Ed Kilcullen, state director of the Maryland CASA Association, a nonprofit organization incorporated in 1997 to facilitate CASA programs, said his organization was contacted by citizens in Allegany County who would like to have a program in place there.

“Allegany County is one of only five counties in the state that does not have a CASA program. We want every child to have an opportunity to have an advocate. We hope to get the court’s support and move forward with the project there. The community is the local core that implements the program and we are there to help them,” said Kilcullen.

Kilcullen said he met with local agencies last December, including the Allegany County Juvenile Court Master, Department of Social Services Public Defender’s Office, Legal Aid Bureau and a steering committee in Allegany County that is working to initiate the CASA program.

For a CASA program to be implemented, it first needs the court’s approval and support.

“The court wants to make sure the program is sustainable and see that the steering committee has a plan in place to secure funds and the keep the program going long-term,” said Kilcullen.

The steering committee must also secure funding that will be able to cover operating expenses for office space, recruiting and training of volunteers and other costs that CASA programs typically incurring in its day-to-day operations.

Screened and fully-trained CASA volunteers gather information from all parties involved in a child’s case. That includes relatives, schools, social workers, attorneys and anyone else involved in the case.
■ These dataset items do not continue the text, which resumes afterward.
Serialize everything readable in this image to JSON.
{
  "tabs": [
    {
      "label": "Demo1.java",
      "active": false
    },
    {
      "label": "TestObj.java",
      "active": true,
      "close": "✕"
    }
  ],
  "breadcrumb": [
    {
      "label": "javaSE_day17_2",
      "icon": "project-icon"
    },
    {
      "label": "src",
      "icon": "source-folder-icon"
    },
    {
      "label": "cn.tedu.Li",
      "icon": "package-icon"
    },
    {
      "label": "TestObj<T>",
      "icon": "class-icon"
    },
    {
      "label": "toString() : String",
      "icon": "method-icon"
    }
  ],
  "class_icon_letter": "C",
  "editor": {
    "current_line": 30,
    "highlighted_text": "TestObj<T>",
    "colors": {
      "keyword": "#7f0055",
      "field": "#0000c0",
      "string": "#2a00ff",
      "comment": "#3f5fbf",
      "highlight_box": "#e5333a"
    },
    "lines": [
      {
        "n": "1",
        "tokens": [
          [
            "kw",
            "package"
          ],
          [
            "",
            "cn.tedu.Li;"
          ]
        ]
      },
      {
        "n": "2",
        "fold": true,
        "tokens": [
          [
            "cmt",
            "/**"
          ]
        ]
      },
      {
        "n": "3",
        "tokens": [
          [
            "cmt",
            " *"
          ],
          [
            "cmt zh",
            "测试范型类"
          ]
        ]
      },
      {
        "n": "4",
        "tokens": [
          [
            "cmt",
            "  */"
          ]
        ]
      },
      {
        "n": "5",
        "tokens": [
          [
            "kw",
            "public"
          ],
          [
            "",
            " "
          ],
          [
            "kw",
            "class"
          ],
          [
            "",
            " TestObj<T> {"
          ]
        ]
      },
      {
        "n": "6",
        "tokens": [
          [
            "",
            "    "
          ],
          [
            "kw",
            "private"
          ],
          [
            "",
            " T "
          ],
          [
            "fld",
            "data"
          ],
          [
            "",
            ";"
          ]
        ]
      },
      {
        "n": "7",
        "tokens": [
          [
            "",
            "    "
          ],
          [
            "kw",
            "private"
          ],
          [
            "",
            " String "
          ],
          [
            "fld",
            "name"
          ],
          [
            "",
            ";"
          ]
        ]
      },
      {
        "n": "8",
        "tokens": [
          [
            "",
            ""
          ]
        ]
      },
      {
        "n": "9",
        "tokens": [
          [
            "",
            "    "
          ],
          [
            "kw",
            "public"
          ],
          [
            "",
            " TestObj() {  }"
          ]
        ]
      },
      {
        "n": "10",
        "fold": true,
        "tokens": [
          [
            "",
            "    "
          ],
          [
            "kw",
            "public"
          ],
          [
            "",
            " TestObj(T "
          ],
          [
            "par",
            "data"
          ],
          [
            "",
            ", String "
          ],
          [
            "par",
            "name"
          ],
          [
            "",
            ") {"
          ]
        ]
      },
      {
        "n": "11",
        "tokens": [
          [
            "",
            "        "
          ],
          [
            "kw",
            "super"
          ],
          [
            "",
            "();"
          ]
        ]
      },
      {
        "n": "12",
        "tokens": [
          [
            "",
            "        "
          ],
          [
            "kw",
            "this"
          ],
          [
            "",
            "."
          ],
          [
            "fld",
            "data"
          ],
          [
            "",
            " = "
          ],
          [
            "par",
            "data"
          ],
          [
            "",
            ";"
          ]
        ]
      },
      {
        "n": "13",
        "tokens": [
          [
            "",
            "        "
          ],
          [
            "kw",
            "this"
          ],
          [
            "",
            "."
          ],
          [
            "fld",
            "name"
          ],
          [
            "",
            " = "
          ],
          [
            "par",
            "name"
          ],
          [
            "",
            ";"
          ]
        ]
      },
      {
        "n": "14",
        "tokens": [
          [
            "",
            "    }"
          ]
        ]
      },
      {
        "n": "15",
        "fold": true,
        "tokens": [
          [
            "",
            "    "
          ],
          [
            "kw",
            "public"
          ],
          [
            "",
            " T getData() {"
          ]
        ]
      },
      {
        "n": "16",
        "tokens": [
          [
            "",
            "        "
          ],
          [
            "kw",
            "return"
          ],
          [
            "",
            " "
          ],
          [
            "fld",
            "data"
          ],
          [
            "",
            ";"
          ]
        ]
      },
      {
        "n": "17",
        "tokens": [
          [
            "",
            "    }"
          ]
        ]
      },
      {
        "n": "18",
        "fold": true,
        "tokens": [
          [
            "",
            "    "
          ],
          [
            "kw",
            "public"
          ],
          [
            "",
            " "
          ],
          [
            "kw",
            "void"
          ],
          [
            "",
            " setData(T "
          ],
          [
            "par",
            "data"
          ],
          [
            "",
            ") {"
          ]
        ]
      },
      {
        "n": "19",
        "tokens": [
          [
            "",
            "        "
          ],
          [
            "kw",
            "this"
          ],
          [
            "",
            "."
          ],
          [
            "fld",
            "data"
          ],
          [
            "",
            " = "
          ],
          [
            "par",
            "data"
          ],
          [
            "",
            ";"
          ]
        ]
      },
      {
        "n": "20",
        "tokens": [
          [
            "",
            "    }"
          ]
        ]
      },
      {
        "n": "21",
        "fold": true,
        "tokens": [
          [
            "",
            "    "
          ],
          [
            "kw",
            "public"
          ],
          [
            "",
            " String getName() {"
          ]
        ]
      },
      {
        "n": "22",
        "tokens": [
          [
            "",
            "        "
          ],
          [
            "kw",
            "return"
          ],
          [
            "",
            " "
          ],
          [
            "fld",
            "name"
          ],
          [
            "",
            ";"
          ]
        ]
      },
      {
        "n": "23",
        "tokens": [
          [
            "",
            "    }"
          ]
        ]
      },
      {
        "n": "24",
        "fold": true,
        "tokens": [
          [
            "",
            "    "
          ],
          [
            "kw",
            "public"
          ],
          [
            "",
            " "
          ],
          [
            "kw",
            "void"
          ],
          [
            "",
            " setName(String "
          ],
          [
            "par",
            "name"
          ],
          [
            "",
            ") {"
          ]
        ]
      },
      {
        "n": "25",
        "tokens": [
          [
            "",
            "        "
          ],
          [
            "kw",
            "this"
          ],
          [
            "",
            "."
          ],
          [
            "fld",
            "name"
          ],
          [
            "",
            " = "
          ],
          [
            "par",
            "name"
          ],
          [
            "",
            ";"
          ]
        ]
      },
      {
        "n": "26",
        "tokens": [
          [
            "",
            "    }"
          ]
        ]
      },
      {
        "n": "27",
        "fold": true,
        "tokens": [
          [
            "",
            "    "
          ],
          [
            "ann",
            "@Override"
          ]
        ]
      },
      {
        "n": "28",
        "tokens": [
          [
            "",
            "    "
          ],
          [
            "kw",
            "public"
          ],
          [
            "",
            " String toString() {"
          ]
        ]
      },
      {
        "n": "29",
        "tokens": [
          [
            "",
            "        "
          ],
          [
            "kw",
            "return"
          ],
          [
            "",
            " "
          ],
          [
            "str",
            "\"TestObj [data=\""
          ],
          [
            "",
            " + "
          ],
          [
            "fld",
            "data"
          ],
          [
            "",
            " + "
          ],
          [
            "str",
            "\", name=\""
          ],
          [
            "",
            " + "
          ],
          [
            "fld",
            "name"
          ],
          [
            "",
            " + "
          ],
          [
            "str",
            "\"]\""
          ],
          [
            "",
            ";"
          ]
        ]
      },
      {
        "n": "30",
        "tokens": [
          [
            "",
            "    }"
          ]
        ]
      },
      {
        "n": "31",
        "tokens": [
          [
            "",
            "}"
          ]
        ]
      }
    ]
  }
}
The CASA volunteer makes a report to the court that includes recommendations for what is in the child’s best interest.

Attorneys involved in the cases typically advocate for the child’s wishes.

“CASA helps the court to make its decision based on the child’s best interest.

“The court typically meets every six months in a child’s case. The CASA volunteer stays on with the child during the life of the case. The average is two years for volunteers,” said Kilcullen.

According to Kilcullen, research shows when volunteers advocate for neglected children, the child spends less time in foster care, receives more services and has generally better outcomes in terms of permanent placement in a home.

“Our goal is to get these children in a safe and permanent home,” said Kilcullen.

Steering committee members for the local CASA initiative include Stephanie Caporale, Ginny Conrad, Aaron Hendrickson, Jade Bean, Erin Blanco, Wendy McKenzie and Rhiannon Morgret.

“As a social worker for over a decade before my transition into education, I became keenly aware of the effects that abuse and neglect have on children,” said Hendrickson.

“CASA is a program that helps to ensure that children have a voice in the court systems and someone who is an advocate for them. Often, social workers and other human services professionals are bogged down with immense case loads and just cannot devote the individualized attention to their cases as a CASA volunteer would be able to do. Having once been a social worker, I understand this, and saw how CASA can impact abused, ­neglected children, and give them a voice, on a more personal level.”